Penulis: Zainul Arifin  •  Rabu, 09 September 2026 | 12:05:02 WIB
Harga emas batangan Antam tercatat turun menjadi Rp2,61 juta per gram pada hari ini, mengikuti pelemahan harga buyback.

BANTEN — Penurunan ini mengikuti pelemahan harga buyback atau harga pembelian kembali emas oleh Antam. Per hari ini, harga buyback ditetapkan Rp2.460.000 per gram, turun lebih dalam sebesar Rp20.000.

Meski terkoreksi, harga emas Antam saat ini masih jauh di bawah level tertinggi sepanjang masa yang pernah ditorehkan pada Kamis (29/1) lalu, yakni Rp3.168.000 per gram. Artinya, sejak rekor tersebut, harga emas batangan Antam telah anjlok lebih dari Rp550.000 per gram dalam kurun waktu sekitar tujuh bulan.

Daftar Lengkap Harga Emas Antam Hari Ini

Untuk pembeli ritel, berikut rincian harga emas batangan Antam berdasarkan ukuran yang dikutip dari laman resmi Logam Mulia:

- 0,5 gram: Rp1.355.000 - 1 gram: Rp2.610.000 - 2 gram: Rp5.160.000 - 3 gram: Rp7.715.000 - 5 gram: Rp12.825.000 - 10 gram: Rp25.595.000 - 25 gram: Rp63.862.000 - 50 gram: Rp127.645.000 - 100 gram: Rp255.212.000 - 250 gram: Rp637.765.000 - 500 gram: Rp1.275.320.000 - 1.000 gram: Rp2.550.600.000

Antam juga menjual logam mulia lain berupa perak. Harga perak hari ini turun Rp250 menjadi Rp43.450 per gram.

Apa Arti Penurunan Harga Buyback bagi Investor?

Selisih antara harga jual dan harga buyback yang melebar menjadi sinyal yang perlu dicermati pelaku pasar. Dengan harga jual di level Rp2,61 juta dan buyback di Rp2,46 juta, investor yang menjual emasnya hari ini akan menanggung selisih sekitar Rp150.000 per gram.

Angka tersebut mencerminkan biaya premium, ongkos cetak, dan margin yang diterapkan Antam.
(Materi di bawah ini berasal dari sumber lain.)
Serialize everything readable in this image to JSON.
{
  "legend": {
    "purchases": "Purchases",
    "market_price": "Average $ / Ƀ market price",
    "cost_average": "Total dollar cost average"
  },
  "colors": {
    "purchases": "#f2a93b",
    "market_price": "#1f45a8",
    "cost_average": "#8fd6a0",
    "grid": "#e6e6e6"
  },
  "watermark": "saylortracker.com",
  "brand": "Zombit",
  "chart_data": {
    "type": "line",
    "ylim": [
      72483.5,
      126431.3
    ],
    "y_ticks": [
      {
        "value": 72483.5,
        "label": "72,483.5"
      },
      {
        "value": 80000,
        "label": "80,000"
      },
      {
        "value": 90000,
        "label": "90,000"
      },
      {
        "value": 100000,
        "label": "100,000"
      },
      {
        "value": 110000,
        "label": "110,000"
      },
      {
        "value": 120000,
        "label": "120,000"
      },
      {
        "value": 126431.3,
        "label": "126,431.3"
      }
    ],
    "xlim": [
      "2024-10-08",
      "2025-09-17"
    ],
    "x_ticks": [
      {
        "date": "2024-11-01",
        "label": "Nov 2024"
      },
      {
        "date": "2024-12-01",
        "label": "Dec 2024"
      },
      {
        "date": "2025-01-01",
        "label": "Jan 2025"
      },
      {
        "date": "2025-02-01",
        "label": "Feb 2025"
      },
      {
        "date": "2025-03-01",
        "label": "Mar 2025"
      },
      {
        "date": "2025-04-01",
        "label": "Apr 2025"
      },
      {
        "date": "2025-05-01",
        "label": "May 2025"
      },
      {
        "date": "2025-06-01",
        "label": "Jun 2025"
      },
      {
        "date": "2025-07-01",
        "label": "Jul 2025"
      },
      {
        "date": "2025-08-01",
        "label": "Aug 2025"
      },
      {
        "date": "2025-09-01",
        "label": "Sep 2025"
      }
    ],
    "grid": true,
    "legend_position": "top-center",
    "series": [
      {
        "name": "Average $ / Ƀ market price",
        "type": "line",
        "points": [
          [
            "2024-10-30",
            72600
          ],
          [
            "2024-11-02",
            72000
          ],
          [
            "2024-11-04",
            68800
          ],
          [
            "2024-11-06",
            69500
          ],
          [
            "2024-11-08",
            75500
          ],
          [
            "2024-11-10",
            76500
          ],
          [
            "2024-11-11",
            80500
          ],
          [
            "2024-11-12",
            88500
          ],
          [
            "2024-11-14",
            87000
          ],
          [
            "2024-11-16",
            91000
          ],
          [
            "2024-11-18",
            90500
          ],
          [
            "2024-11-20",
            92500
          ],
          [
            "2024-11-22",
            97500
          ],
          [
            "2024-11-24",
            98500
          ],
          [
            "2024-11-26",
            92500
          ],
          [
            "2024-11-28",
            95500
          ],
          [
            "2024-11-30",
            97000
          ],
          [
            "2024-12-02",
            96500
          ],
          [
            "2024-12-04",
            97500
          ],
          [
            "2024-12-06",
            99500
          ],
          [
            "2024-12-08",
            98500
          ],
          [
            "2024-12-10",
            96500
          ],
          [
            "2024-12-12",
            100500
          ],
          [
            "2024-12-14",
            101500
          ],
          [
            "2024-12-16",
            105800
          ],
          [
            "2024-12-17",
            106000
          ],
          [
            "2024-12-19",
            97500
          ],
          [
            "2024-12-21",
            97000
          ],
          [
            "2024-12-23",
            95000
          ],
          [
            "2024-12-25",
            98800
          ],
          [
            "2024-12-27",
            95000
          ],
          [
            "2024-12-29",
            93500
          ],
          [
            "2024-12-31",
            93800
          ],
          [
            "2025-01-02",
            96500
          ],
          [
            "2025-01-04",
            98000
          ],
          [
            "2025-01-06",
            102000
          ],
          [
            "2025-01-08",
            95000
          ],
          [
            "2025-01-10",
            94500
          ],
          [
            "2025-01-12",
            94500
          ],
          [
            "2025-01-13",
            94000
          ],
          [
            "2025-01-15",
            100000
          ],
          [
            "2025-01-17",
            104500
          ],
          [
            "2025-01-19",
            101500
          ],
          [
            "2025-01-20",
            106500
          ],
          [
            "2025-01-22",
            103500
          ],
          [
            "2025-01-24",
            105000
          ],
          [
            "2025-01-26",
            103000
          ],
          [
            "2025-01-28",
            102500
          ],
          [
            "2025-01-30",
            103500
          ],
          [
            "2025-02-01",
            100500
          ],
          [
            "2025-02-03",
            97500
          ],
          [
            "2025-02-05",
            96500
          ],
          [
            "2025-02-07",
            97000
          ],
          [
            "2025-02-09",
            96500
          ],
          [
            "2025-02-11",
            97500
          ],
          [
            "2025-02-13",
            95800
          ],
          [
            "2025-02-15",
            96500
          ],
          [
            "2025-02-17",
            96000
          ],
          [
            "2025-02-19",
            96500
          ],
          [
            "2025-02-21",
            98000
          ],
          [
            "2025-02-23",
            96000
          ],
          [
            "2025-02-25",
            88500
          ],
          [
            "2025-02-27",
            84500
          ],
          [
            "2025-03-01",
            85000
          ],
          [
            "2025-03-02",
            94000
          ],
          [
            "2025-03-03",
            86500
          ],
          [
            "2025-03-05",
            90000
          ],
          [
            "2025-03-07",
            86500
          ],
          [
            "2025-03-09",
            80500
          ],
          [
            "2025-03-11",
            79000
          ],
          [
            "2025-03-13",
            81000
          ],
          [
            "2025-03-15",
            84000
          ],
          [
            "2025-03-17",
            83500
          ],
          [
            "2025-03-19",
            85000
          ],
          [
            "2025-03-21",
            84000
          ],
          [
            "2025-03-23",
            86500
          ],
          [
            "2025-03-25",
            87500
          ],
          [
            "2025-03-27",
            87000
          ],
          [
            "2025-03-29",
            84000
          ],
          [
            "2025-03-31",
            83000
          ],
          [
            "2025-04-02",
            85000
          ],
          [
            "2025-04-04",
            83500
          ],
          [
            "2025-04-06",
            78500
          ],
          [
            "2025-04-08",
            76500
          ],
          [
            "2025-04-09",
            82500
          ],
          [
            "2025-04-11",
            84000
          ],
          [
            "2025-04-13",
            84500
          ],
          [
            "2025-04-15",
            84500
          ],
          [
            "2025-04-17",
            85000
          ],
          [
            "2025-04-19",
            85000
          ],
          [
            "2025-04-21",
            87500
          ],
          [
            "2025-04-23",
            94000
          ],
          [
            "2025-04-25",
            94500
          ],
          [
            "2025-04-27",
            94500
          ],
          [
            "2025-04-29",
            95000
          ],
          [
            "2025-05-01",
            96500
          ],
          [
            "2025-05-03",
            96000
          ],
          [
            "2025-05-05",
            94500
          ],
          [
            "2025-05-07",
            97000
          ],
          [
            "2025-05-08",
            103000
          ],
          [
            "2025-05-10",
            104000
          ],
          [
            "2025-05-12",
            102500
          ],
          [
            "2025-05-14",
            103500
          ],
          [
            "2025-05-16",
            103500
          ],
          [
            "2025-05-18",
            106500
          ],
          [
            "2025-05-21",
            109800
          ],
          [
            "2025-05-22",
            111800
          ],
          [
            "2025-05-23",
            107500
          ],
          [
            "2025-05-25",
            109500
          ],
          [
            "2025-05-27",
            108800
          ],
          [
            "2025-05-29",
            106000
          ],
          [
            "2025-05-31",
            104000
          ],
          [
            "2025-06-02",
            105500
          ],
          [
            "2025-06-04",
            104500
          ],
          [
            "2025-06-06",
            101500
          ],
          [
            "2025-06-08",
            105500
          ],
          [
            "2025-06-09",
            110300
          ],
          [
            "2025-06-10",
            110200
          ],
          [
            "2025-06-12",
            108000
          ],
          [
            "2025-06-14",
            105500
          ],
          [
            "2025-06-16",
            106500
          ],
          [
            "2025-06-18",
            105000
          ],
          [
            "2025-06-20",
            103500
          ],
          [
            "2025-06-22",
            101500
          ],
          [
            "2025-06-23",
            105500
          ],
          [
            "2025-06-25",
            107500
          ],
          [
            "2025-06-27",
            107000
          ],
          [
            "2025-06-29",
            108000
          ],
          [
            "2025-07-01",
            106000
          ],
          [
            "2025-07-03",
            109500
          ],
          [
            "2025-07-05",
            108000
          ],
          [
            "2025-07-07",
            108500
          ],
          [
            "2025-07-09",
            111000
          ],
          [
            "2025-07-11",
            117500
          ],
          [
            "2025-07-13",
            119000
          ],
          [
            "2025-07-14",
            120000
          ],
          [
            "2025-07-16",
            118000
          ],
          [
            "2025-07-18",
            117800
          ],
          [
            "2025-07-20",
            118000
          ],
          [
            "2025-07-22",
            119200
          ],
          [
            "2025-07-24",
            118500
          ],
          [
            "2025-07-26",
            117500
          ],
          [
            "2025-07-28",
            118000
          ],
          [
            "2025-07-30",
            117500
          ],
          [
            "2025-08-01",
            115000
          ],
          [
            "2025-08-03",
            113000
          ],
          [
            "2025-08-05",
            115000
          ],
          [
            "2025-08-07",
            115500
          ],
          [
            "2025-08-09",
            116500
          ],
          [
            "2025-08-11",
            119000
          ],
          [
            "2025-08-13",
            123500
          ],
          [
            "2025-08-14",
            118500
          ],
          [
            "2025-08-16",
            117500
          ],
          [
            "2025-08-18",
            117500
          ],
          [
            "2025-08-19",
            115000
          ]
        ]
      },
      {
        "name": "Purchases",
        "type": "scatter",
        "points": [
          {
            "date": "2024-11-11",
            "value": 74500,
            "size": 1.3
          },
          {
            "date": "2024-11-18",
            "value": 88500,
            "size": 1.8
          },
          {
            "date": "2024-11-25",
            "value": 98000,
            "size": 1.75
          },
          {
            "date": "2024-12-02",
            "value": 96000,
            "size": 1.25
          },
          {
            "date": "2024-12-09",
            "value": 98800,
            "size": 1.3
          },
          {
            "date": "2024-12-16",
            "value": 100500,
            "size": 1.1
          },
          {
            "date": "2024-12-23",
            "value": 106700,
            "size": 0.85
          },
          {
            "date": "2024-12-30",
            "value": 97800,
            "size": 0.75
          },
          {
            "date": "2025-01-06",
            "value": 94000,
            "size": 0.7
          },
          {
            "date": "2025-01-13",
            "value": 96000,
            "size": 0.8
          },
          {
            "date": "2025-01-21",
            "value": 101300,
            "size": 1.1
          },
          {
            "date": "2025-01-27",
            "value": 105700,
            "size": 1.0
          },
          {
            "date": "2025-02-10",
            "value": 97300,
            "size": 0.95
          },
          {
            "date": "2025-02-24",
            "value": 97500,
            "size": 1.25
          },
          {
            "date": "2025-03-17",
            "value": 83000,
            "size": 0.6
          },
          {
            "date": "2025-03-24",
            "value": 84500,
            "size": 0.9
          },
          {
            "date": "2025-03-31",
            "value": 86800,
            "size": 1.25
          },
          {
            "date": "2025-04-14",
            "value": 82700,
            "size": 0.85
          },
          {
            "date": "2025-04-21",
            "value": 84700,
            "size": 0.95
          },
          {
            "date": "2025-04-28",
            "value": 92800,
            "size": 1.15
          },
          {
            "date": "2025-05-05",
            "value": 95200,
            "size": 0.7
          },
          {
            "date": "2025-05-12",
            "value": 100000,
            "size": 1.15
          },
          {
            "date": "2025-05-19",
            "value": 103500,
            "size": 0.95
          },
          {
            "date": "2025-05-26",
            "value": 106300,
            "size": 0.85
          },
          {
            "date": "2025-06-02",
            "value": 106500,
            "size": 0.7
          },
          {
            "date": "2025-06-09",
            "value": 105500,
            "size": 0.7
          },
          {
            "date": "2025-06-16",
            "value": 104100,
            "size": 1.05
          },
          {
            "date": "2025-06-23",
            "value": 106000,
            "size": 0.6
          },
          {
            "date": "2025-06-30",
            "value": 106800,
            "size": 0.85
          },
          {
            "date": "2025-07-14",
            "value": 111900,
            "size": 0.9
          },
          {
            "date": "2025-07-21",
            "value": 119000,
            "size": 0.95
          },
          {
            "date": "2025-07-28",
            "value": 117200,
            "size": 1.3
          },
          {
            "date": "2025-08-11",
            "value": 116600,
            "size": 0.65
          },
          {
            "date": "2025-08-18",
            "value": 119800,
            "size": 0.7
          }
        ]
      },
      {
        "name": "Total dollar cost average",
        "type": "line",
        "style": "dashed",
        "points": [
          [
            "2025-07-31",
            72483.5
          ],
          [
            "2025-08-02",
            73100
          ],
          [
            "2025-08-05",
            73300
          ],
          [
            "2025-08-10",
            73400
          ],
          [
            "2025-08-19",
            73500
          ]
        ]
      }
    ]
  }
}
Fluktuasi ini wajar terjadi di pasar logam mulia, tetapi menjadi pengingat bahwa emas batangan adalah investasi jangka panjang yang keuntungannya baru terasa signifikan jika harga jual kembali mendekati atau melampaui rekor sebelumnya.

Bagi masyarakat yang ingin memanfaatkan momentum pelemahan ini, pembelian emas saat harga terkoreksi kerap dianggap sebagai strategi akumulasi. Namun, keputusan tetap bergantung pada profil risiko dan tujuan investasi masing-masing.

Reporter: Zainul Arifin
Sumber: voi.id This article was automatically rewritten by AI based on the source above without altering the facts of the original article.